Já não via tão certo como antes desde que a catarata comeu-me a vista-de-longe mas essa tristeza que desenhas hoje no rosto é tão igual ao qual a tua irmã trouxe cá da última vez a esta casa. Tinha as mesmas feições esse desalento mas com alma de outrem. Há coisas que só o tempo te ensinam e tu hoje já ouviste demais e não tenho mais respostas para te dar ou pelo menos não aquelas que andas a procuras.

Levanto-me do sofá roído pelos gatos e poiso a chávena em cima da mesa de cabeceira. Perto das onze, já devias estar farta da voz e cheiro desta velha. Enquanto o meu corpo semi-curvado la se tentava deslocar a jeito, tu interrompeste: - O resto do sonho...” - bebericaste as palavras quase como num suspiro para arrefecer a chávena.
“-'Quê?”
“-O resto do sonho, foi só isso? Eu não percebo porque …” - Voltei a enterrar o rabo no sofá e com a mão calejada do tempo penteio uns fios brancos para trás: “-O sonho não é nada, o sonho foi meramente um inicio, foi o que aconteceu no dia seguinte onde as coisas se tornam interessantes. - Fiz uma pausa maior que a tua, distraída servia mais chá.

Sempre fora tão difícil explicar-te estas coisas que não estão escritas em livros nem ensinadas em escolas. São como contaminações de boca em boca. É assim que a gente aprende por estes bairros. Mas tu, é mais complicado ainda, contigo é devagaroso, quase podíamos ir buscar a morte juntas que mesmo assim, desconfio, lá não chegávamos. Principalmente depois de tudo o que aconteceu. A forma como vos afetou a ambas.
“-Explica-me, valha-me Deus!”; o nervosismo já se tinha apoderado da tua garganta.

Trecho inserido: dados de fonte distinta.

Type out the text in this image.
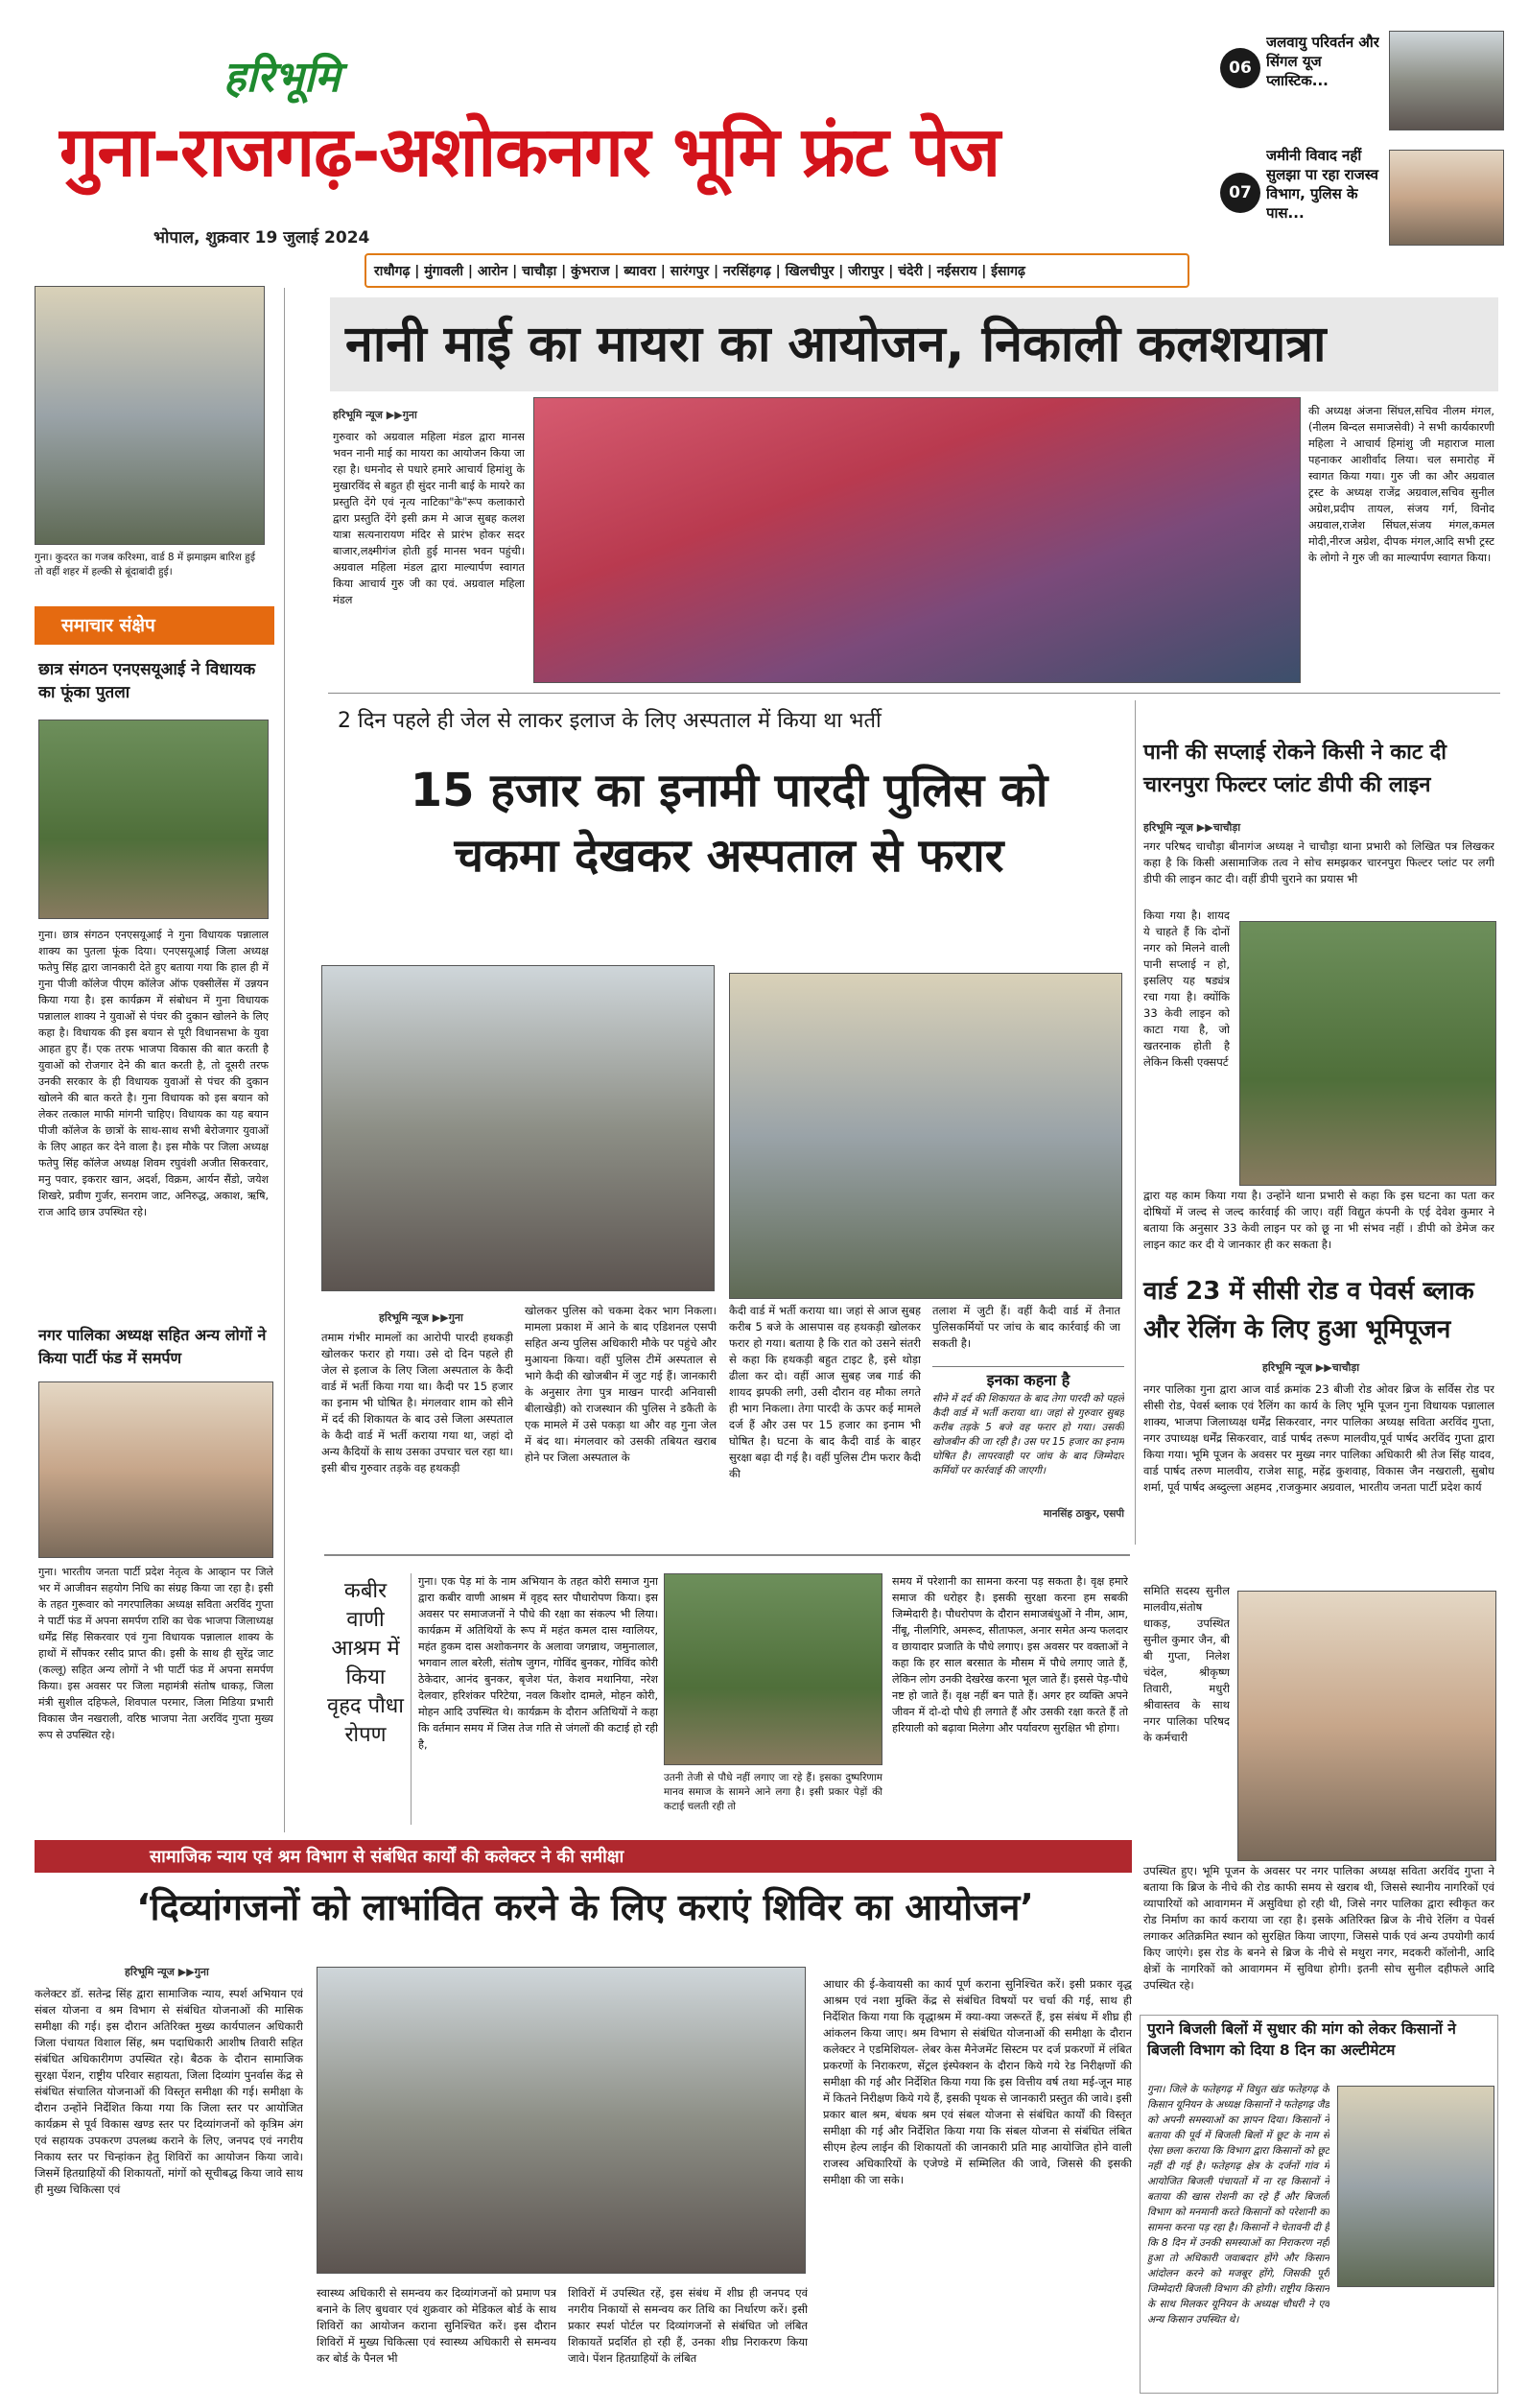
हरिभूमि
गुना-राजगढ़-अशोकनगर भूमि फ्रंट पेज
भोपाल, शुक्रवार 19 जुलाई 2024
राधौगढ़ | मुंगावली | आरोन | चाचौड़ा | कुंभराज | ब्यावरा | सारंगपुर | नरसिंहगढ़ | खिलचीपुर | जीरापुर | चंदेरी | नईसराय | ईसागढ़
06
जलवायु परिवर्तन और सिंगल यूज प्लास्टिक...
07
जमीनी विवाद नहीं सुलझा पा रहा राजस्व विभाग, पुलिस के पास...
गुना। कुदरत का गजब करिश्मा, वार्ड 8 में झमाझम बारिश हुई तो वहीं शहर में हल्की से बूंदाबांदी हुई।
समाचार संक्षेप
छात्र संगठन एनएसयूआई ने विधायक का फूंका पुतला
गुना। छात्र संगठन एनएसयूआई ने गुना विधायक पन्नालाल शाक्य का पुतला फूंक दिया। एनएसयूआई जिला अध्यक्ष फतेपु सिंह द्वारा जानकारी देते हुए बताया गया कि हाल ही में गुना पीजी कॉलेज पीएम कॉलेज ऑफ एक्सीलेंस में उन्नयन किया गया है। इस कार्यक्रम में संबोधन में गुना विधायक पन्नालाल शाक्य ने युवाओं से पंचर की दुकान खोलने के लिए कहा है। विधायक की इस बयान से पूरी विधानसभा के युवा आहत हुए हैं। एक तरफ भाजपा विकास की बात करती है युवाओं को रोजगार देने की बात करती है, तो दूसरी तरफ उनकी सरकार के ही विधायक युवाओं से पंचर की दुकान खोलने की बात करते है। गुना विधायक को इस बयान को लेकर तत्काल माफी मांगनी चाहिए। विधायक का यह बयान पीजी कॉलेज के छात्रों के साथ-साथ सभी बेरोजगार युवाओं के लिए आहत कर देने वाला है। इस मौके पर जिला अध्यक्ष फतेपु सिंह कॉलेज अध्यक्ष शिवम रघुवंशी अजीत सिकरवार, मनु पवार, इकरार खान, अदर्श, विक्रम, आर्यन सैंडो, जयेश शिखरे, प्रवीण गुर्जर, सनराम जाट, अनिरुद्ध, अकाश, ऋषि, राज आदि छात्र उपस्थित रहे।
नगर पालिका अध्यक्ष सहित अन्य लोगों ने किया पार्टी फंड में समर्पण
गुना। भारतीय जनता पार्टी प्रदेश नेतृत्व के आव्हान पर जिले भर में आजीवन सहयोग निधि का संग्रह किया जा रहा है। इसी के तहत गुरूवार को नगरपालिका अध्यक्ष सविता अरविंद गुप्ता ने पार्टी फंड में अपना समर्पण राशि का चेक भाजपा जिलाध्यक्ष धर्मेंद्र सिंह सिकरवार एवं गुना विधायक पन्नालाल शाक्य के हाथों में सौंपकर रसीद प्राप्त की। इसी के साथ ही सुरेंद्र जाट (कल्लू) सहित अन्य लोगों ने भी पार्टी फंड में अपना समर्पण किया। इस अवसर पर जिला महामंत्री संतोष धाकड़, जिला मंत्री सुशील दहिफले, शिवपाल परमार, जिला मिडिया प्रभारी विकास जैन नखराली, वरिष्ठ भाजपा नेता अरविंद गुप्ता मुख्य रूप से उपस्थित रहे।
नानी माई का मायरा का आयोजन, निकाली कलशयात्रा
हरिभूमि न्यूज ▶▶गुना
गुरुवार को अग्रवाल महिला मंडल द्वारा मानस भवन नानी माई का मायरा का आयोजन किया जा रहा है। धमनोद से पधारे हमारे आचार्य हिमांशु के मुखारविंद से बहुत ही सुंदर नानी बाई के मायरे का प्रस्तुति देंगे एवं नृत्य नाटिका"के"रूप कलाकारो द्वारा प्रस्तुति देंगे इसी क्रम मे आज सुबह कलश यात्रा सत्यनारायण मंदिर से प्रारंभ होकर सदर बाजार,लक्ष्मीगंज होती हुई मानस भवन पहुंची। अग्रवाल महिला मंडल द्वारा माल्यार्पण स्वागत किया आचार्य गुरु जी का एवं. अग्रवाल महिला मंडल
की अध्यक्ष अंजना सिंघल,सचिव नीलम मंगल, (नीलम बिन्दल समाजसेवी) ने सभी कार्यकारणी महिला ने आचार्य हिमांशु जी महाराज माला पहनाकर आशीर्वाद लिया। चल समारोह में स्वागत किया गया। गुरु जी का और अग्रवाल ट्रस्ट के अध्यक्ष राजेंद्र अग्रवाल,सचिव सुनील अग्रेश,प्रदीप तायल, संजय गर्ग, विनोद अग्रवाल,राजेश सिंघल,संजय मंगल,कमल मोदी,नीरज अग्रेश, दीपक मंगल,आदि सभी ट्रस्ट के लोगो ने गुरु जी का माल्यार्पण स्वागत किया।
2 दिन पहले ही जेल से लाकर इलाज के लिए अस्पताल में किया था भर्ती
15 हजार का इनामी पारदी पुलिस को
चकमा देखकर अस्पताल से फरार
हरिभूमि न्यूज ▶▶गुना
तमाम गंभीर मामलों का आरोपी पारदी हथकड़ी खोलकर फरार हो गया। उसे दो दिन पहले ही जेल से इलाज के लिए जिला अस्पताल के कैदी वार्ड में भर्ती किया गया था। कैदी पर 15 हजार का इनाम भी घोषित है। मंगलवार शाम को सीने में दर्द की शिकायत के बाद उसे जिला अस्पताल के कैदी वार्ड में भर्ती कराया गया था, जहां दो अन्य कैदियों के साथ उसका उपचार चल रहा था। इसी बीच गुरुवार तड़के वह हथकड़ी
खोलकर पुलिस को चकमा देकर भाग निकला। मामला प्रकाश में आने के बाद एडिशनल एसपी सहित अन्य पुलिस अधिकारी मौके पर पहुंचे और मुआयना किया। वहीं पुलिस टीमें अस्पताल से भागे कैदी की खोजबीन में जुट गई हैं। जानकारी के अनुसार तेगा पुत्र माखन पारदी अनिवासी बीलाखेड़ी) को राजस्थान की पुलिस ने डकैती के एक मामले में उसे पकड़ा था और वह गुना जेल में बंद था। मंगलवार को उसकी तबियत खराब होने पर जिला अस्पताल के
कैदी वार्ड में भर्ती कराया था। जहां से आज सुबह करीब 5 बजे के आसपास वह हथकड़ी खोलकर फरार हो गया। बताया है कि रात को उसने संतरी से कहा कि हथकड़ी बहुत टाइट है, इसे थोड़ा ढीला कर दो। वहीं आज सुबह जब गार्ड की शायद झपकी लगी, उसी दौरान वह मौका लगते ही भाग निकला। तेगा पारदी के ऊपर कई मामले दर्ज हैं और उस पर 15 हजार का इनाम भी घोषित है। घटना के बाद कैदी वार्ड के बाहर सुरक्षा बढ़ा दी गई है। वहीं पुलिस टीम फरार कैदी की
तलाश में जुटी हैं। वहीं कैदी वार्ड में तैनात पुलिसकर्मियों पर जांच के बाद कार्रवाई की जा सकती है।
इनका कहना है
सीने में दर्द की शिकायत के बाद तेगा पारदी को पहले कैदी वार्ड में भर्ती कराया था। जहां से गुरुवार सुबह करीब तड़के 5 बजे वह फरार हो गया। उसकी खोजबीन की जा रही है। उस पर 15 हजार का इनाम घोषित है। लापरवाही पर जांच के बाद जिम्मेदार कर्मियों पर कार्रवाई की जाएगी।
मानसिंह ठाकुर, एसपी
पानी की सप्लाई रोकने किसी ने काट दी चारनपुरा फिल्टर प्लांट डीपी की लाइन
हरिभूमि न्यूज ▶▶चाचौड़ा
नगर परिषद चाचौड़ा बीनागंज अध्यक्ष ने चाचौड़ा थाना प्रभारी को लिखित पत्र लिखकर कहा है कि किसी असामाजिक तत्व ने सोच समझकर चारनपुरा फिल्टर प्लांट पर लगी डीपी की लाइन काट दी। वहीं डीपी चुराने का प्रयास भी
किया गया है। शायद ये चाहते हैं कि दोनों नगर को मिलने वाली पानी सप्लाई न हो, इसलिए यह षड्यंत्र रचा गया है। क्योंकि 33 केवी लाइन को काटा गया है, जो खतरनाक होती है लेकिन किसी एक्सपर्ट
द्वारा यह काम किया गया है। उन्होंने थाना प्रभारी से कहा कि इस घटना का पता कर दोषियों में जल्द से जल्द कार्रवाई की जाए। वहीं विद्युत कंपनी के एई देवेश कुमार ने बताया कि अनुसार 33 केवी लाइन पर को छू ना भी संभव नहीं । डीपी को डेमेज कर लाइन काट कर दी ये जानकार ही कर सकता है।
वार्ड 23 में सीसी रोड व पेवर्स ब्लाक और रेलिंग के लिए हुआ भूमिपूजन
हरिभूमि न्यूज ▶▶चाचौड़ा
नगर पालिका गुना द्वारा आज वार्ड क्रमांक 23 बीजी रोड ओवर ब्रिज के सर्विस रोड पर सीसी रोड, पेवर्स ब्लाक एवं रैलिंग का कार्य के लिए भूमि पूजन गुना विधायक पन्नालाल शाक्य, भाजपा जिलाध्यक्ष धर्मेंद्र सिकरवार, नगर पालिका अध्यक्ष सविता अरविंद गुप्ता, नगर उपाध्यक्ष धर्मेंद्र सिकरवार, वार्ड पार्षद तरूण मालवीय,पूर्व पार्षद अरविंद गुप्ता द्वारा किया गया। भूमि पूजन के अवसर पर मुख्य नगर पालिका अधिकारी श्री तेज सिंह यादव, वार्ड पार्षद तरुण मालवीय, राजेश साहू, महेंद्र कुशवाह, विकास जैन नखराली, सुबोध शर्मा, पूर्व पार्षद अब्दुल्ला अहमद ,राजकुमार अग्रवाल, भारतीय जनता पार्टी प्रदेश कार्य
समिति सदस्य सुनील मालवीय,संतोष धाकड़, उपस्थित सुनील कुमार जैन, बी बी गुप्ता, निलेश चंदेल, श्रीकृष्ण तिवारी, मधुरी श्रीवास्तव के साथ नगर पालिका परिषद के कर्मचारी
उपस्थित हुए। भूमि पूजन के अवसर पर नगर पालिका अध्यक्ष सविता अरविंद गुप्ता ने बताया कि ब्रिज के नीचे की रोड काफी समय से खराब थी, जिससे स्थानीय नागरिकों एवं व्यापारियों को आवागमन में असुविधा हो रही थी, जिसे नगर पालिका द्वारा स्वीकृत कर रोड निर्माण का कार्य कराया जा रहा है। इसके अतिरिक्त ब्रिज के नीचे रेलिंग व पेवर्स लगाकर अतिक्रमित स्थान को सुरक्षित किया जाएगा, जिससे पार्क एवं अन्य उपयोगी कार्य किए जाएंगे। इस रोड के बनने से ब्रिज के नीचे से मथुरा नगर, मदकरी कॉलोनी, आदि क्षेत्रों के नागरिकों को आवागमन में सुविधा होगी। इतनी सोच सुनील दहीफले आदि उपस्थित रहे।
कबीर वाणी आश्रम में किया वृहद पौधा रोपण
गुना। एक पेड़ मां के नाम अभियान के तहत कोरी समाज गुना द्वारा कबीर वाणी आश्रम में वृहद स्तर पौधारोपण किया। इस अवसर पर समाजजनों ने पौधे की रक्षा का संकल्प भी लिया। कार्यक्रम में अतिथियों के रूप में महंत कमल दास ग्वालियर, महंत हुकम दास अशोकनगर के अलावा जगन्नाथ, जमुनालाल, भगवान लाल बरेली, संतोष जुगन, गोविंद बुनकर, गोविंद कोरी ठेकेदार, आनंद बुनकर, बृजेश पंत, केशव मथानिया, नरेश देलवार, हरिशंकर परिटेया, नवल किशोर दामले, मोहन कोरी, मोहन आदि उपस्थित थे। कार्यक्रम के दौरान अतिथियों ने कहा कि वर्तमान समय में जिस तेज गति से जंगलों की कटाई हो रही है,
उतनी तेजी से पौधे नहीं लगाए जा रहे हैं। इसका दुष्परिणाम मानव समाज के सामने आने लगा है। इसी प्रकार पेड़ों की कटाई चलती रही तो
समय में परेशानी का सामना करना पड़ सकता है। वृक्ष हमारे समाज की धरोहर है। इसकी सुरक्षा करना हम सबकी जिम्मेदारी है। पौधरोपण के दौरान समाजबंधुओं ने नीम, आम, नींबू, नीलगिरि, अमरूद, सीताफल, अनार समेत अन्य फलदार व छायादार प्रजाति के पौधे लगाए। इस अवसर पर वक्ताओं ने कहा कि हर साल बरसात के मौसम में पौधे लगाए जाते हैं, लेकिन लोग उनकी देखरेख करना भूल जाते हैं। इससे पेड़-पौधे नष्ट हो जाते हैं। वृक्ष नहीं बन पाते हैं। अगर हर व्यक्ति अपने जीवन में दो-दो पौधे ही लगाते हैं और उसकी रक्षा करते हैं तो हरियाली को बढ़ावा मिलेगा और पर्यावरण सुरक्षित भी होगा।
सामाजिक न्याय एवं श्रम विभाग से संबंधित कार्यों की कलेक्टर ने की समीक्षा
‘दिव्यांगजनों को लाभांवित करने के लिए कराएं शिविर का आयोजन’
हरिभूमि न्यूज ▶▶गुना
कलेक्टर डॉ. सतेन्द्र सिंह द्वारा सामाजिक न्याय, स्पर्श अभियान एवं संबल योजना व श्रम विभाग से संबंधित योजनाओं की मासिक समीक्षा की गई। इस दौरान अतिरिक्त मुख्य कार्यपालन अधिकारी जिला पंचायत विशाल सिंह, श्रम पदाधिकारी आशीष तिवारी सहित संबंधित अधिकारीगण उपस्थित रहे। बैठक के दौरान सामाजिक सुरक्षा पेंशन, राष्ट्रीय परिवार सहायता, जिला दिव्यांग पुनर्वास केंद्र से संबंधित संचालित योजनाओं की विस्तृत समीक्षा की गई। समीक्षा के दौरान उन्होंने निर्देशित किया गया कि जिला स्तर पर आयोजित कार्यक्रम से पूर्व विकास खण्ड स्तर पर दिव्यांगजनों को कृत्रिम अंग एवं सहायक उपकरण उपलब्ध कराने के लिए, जनपद एवं नगरीय निकाय स्तर पर चिन्हांकन हेतु शिविरों का आयोजन किया जावे। जिसमें हितग्राहियों की शिकायतों, मांगों को सूचीबद्ध किया जावे साथ ही मुख्य चिकित्सा एवं
स्वास्थ्य अधिकारी से समन्वय कर दिव्यांगजनों को प्रमाण पत्र बनाने के लिए बुधवार एवं शुक्रवार को मेडिकल बोर्ड के साथ शिविरों का आयोजन कराना सुनिश्चित करें। इस दौरान शिविरों में मुख्य चिकित्सा एवं स्वास्थ्य अधिकारी से समन्वय कर बोर्ड के पैनल भी
शिविरों में उपस्थित रहें, इस संबंध में शीघ्र ही जनपद एवं नगरीय निकायों से समन्वय कर तिथि का निर्धारण करें। इसी प्रकार स्पर्श पोर्टल पर दिव्यांगजनों से संबंधित जो लंबित शिकायतें प्रदर्शित हो रही हैं, उनका शीघ्र निराकरण किया जावे। पेंशन हितग्राहियों के लंबित
आधार की ई-केवायसी का कार्य पूर्ण कराना सुनिश्चित करें। इसी प्रकार वृद्ध आश्रम एवं नशा मुक्ति केंद्र से संबंधित विषयों पर चर्चा की गई, साथ ही निर्देशित किया गया कि वृद्धाश्रम में क्या-क्या जरूरतें हैं, इस संबंध में शीघ्र ही आंकलन किया जाए। श्रम विभाग से संबंधित योजनाओं की समीक्षा के दौरान कलेक्टर ने एडमिशियल- लेबर केस मैनेजमेंट सिस्टम पर दर्ज प्रकरणों में लंबित प्रकरणों के निराकरण, सेंट्रल इंस्पेक्शन के दौरान किये गये रेड निरीक्षणों की समीक्षा की गई और निर्देशित किया गया कि इस वित्तीय वर्ष तथा मई-जून माह में कितने निरीक्षण किये गये हैं, इसकी पृथक से जानकारी प्रस्तुत की जावे। इसी प्रकार बाल श्रम, बंधक श्रम एवं संबल योजना से संबंधित कार्यों की विस्तृत समीक्षा की गई और निर्देशित किया गया कि संबल योजना से संबंधित लंबित सीएम हेल्प लाईन की शिकायतों की जानकारी प्रति माह आयोजित होने वाली राजस्व अधिकारियों के एजेण्डे में सम्मिलित की जावे, जिससे की इसकी समीक्षा की जा सके।
पुराने बिजली बिलों में सुधार की मांग को लेकर किसानों ने बिजली विभाग को दिया 8 दिन का अल्टीमेटम
गुना। जिले के फतेहगढ़ में विधुत खंड फतेहगढ़ के किसान यूनियन के अध्यक्ष किसानों ने फतेहगढ़ जैड को अपनी समस्याओं का ज्ञापन दिया। किसानों ने बताया की पूर्व में बिजली बिलों में छूट के नाम से ऐसा छला कराया कि विभाग द्वारा किसानों को छूट नहीं दी गई है। फतेहगढ़ क्षेत्र के दर्जनों गांव में आयोजित बिजली पंचायतों में ना रह किसानों ने बताया की खास रोशनी का रहे हैं और बिजली विभाग को मनमानी करते किसानों को परेशानी का सामना करना पड़ रहा है। किसानों ने चेतावनी दी है कि 8 दिन में उनकी समस्याओं का निराकरण नहीं हुआ तो अधिकारी जवाबदार होंगे और किसान आंदोलन करने को मजबूर होंगे, जिसकी पूरी जिम्मेदारी बिजली विभाग की होगी। राष्ट्रीय किसान के साथ मिलकर यूनियन के अध्यक्ष चौधरी ने एवं अन्य किसान उपस्थित थे।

“-Não sei mais do que tu cachopa, não sei mais do que tu... mas mesmo que fosse em sonho ver o rosto dele aos berros pelo seu nome, com os desespero que lhe segurava a voz: “-Mas pára! Por favor pára de te por em risco! Pára de te pores em perigo..., no mal que te fazes e enquanto, eu, o estúpido aqui... -” as palavras dele pairavam como uma nuvem de algodão doce sobre o preto-cizentado da tela onírica criada pelo seu cérebro entupido. Enquanto poisava a ninhada na areia e ele gesticulava em jeito de cinema mudo, dentro do seu devaneio, ela teve a breve sensação de um sorriso desenhado a batom vermelho no seu rosto. Sentiu-se como uma heroína, uma fada-madrinha, a guardiã de um conto de criança – mas ela não percebeu. A tua irmã não percebeu o significado de nada.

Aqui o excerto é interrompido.